Start small and review:

    cat /srv/fatcat/datasets/truncated_sha1.txt \
        | awk '{print "sha1:" $0}' \
        | parallel -j1 fatcat-cli get {} --json \
        | jq . -c \
        | rg -v '"content_scope"' \
        | rg 130775 \
        | head -n10 \
        | fatcat-cli batch update file release_ids= content_scope=truncated --description 'Flag truncated/corrupt PDFs (due to common crawl truncation)'
    # editgroup_3mviue5zebge3d2lqafgkfgwqa

Reviewed and all were corrupt.

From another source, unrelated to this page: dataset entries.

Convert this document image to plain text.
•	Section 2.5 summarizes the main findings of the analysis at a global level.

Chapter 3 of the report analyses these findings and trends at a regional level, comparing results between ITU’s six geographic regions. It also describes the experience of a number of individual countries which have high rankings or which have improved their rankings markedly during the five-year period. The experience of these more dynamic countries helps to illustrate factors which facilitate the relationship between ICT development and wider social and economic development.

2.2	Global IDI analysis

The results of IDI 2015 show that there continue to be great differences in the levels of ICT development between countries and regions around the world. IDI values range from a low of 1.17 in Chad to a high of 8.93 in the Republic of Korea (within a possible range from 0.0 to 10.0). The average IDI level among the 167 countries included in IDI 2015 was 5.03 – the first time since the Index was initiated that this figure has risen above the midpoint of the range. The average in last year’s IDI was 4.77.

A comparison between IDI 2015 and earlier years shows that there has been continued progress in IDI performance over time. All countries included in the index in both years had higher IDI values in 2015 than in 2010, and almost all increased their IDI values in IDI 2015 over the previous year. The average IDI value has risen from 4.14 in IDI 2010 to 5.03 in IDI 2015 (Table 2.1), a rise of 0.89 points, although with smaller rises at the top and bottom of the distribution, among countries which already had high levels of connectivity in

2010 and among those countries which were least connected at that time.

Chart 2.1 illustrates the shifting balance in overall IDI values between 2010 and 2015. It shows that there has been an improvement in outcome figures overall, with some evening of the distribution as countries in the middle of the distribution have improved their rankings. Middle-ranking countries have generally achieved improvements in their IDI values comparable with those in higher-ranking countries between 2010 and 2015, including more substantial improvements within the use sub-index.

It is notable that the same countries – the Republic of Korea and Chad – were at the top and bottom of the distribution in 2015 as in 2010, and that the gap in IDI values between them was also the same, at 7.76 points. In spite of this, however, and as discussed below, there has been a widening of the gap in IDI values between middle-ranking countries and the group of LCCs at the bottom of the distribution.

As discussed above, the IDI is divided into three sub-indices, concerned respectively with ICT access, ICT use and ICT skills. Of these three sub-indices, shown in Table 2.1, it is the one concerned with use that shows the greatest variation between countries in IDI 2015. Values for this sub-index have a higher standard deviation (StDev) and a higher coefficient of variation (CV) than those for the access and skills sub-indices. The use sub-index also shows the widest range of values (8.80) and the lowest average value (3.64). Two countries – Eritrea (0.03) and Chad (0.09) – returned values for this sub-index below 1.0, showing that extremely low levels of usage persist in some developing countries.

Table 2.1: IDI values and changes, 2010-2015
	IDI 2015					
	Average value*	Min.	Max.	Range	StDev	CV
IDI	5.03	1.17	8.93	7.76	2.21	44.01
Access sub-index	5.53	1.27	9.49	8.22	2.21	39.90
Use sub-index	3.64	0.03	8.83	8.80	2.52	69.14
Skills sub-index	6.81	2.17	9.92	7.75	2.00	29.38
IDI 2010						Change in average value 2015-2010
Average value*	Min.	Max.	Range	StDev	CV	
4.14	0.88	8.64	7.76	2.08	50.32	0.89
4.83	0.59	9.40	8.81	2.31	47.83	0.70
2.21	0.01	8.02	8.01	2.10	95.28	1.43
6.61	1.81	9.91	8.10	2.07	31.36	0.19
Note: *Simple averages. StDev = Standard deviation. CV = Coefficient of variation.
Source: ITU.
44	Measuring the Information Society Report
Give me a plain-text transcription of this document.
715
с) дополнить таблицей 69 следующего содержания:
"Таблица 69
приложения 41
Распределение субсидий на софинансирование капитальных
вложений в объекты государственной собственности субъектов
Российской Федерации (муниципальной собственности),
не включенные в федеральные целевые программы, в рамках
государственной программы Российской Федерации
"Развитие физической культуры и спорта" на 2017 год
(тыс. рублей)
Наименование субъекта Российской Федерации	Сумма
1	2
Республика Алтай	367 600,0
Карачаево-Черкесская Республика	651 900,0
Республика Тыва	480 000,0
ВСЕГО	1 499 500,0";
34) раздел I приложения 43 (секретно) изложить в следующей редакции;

Running the rest of the batch:

    cat /srv/fatcat/datasets/truncated_sha1.txt \
        | awk '{print "sha1:" $0}' \
        | parallel -j1 fatcat-cli get {} --json \
        | jq . -c \
        | rg -v '"content_scope"' \
        | rg 130775 \
        | fatcat-cli batch update file release_ids= content_scope=truncated --description 'Flag truncated/corrupt PDFs (due to common crawl truncation)' --auto-accept

And then the other batch for review (no `--auto-accept`):

    cat /srv/fatcat/datasets/unknown_sha1.txt \
        | awk '{print "sha1:" $0}' \
        | parallel -j1 fatcat-cli get {} --json \
        | jq . -c \
        | rg -v '"content_scope"' \
        | rg 130775 \
        | fatcat-cli batch update file release_ids= content_scope=truncated --description 'Flag truncated/corrupt PDFs (due to common crawl truncation)'
    # editgroup_7l32piag7vho5d6gz6ee6zbtgi
    # editgroup_cnoheod4jjbevdzez7m5z4o64i
    # editgroup_w3fdmv4ffjeytnfjh32t5yovsq

These files were *not* truncated:

    file_2unklhykw5dwpotmslsldhlofy / 68821b6042a0a15fc788e99a400a1e7129d651a3
    file_xyfssct5pvde3ebg64bxoudcri / 7f307ebc2ce71c5f8a32ea4a77319403c8b87d95
    file_rrwbddwwrjg5tk4zyr5g63p2xi / ebe9f9d5d9def885e5a1ef220238f9ea9907dde1
    file_5bbhyx6labaxniz3pm2lvkr3wq / e498ee945b57b2d556bb2ed4a7d83e103bb3cc07

All the other "unknown" were, and were updated (editgroups accepted).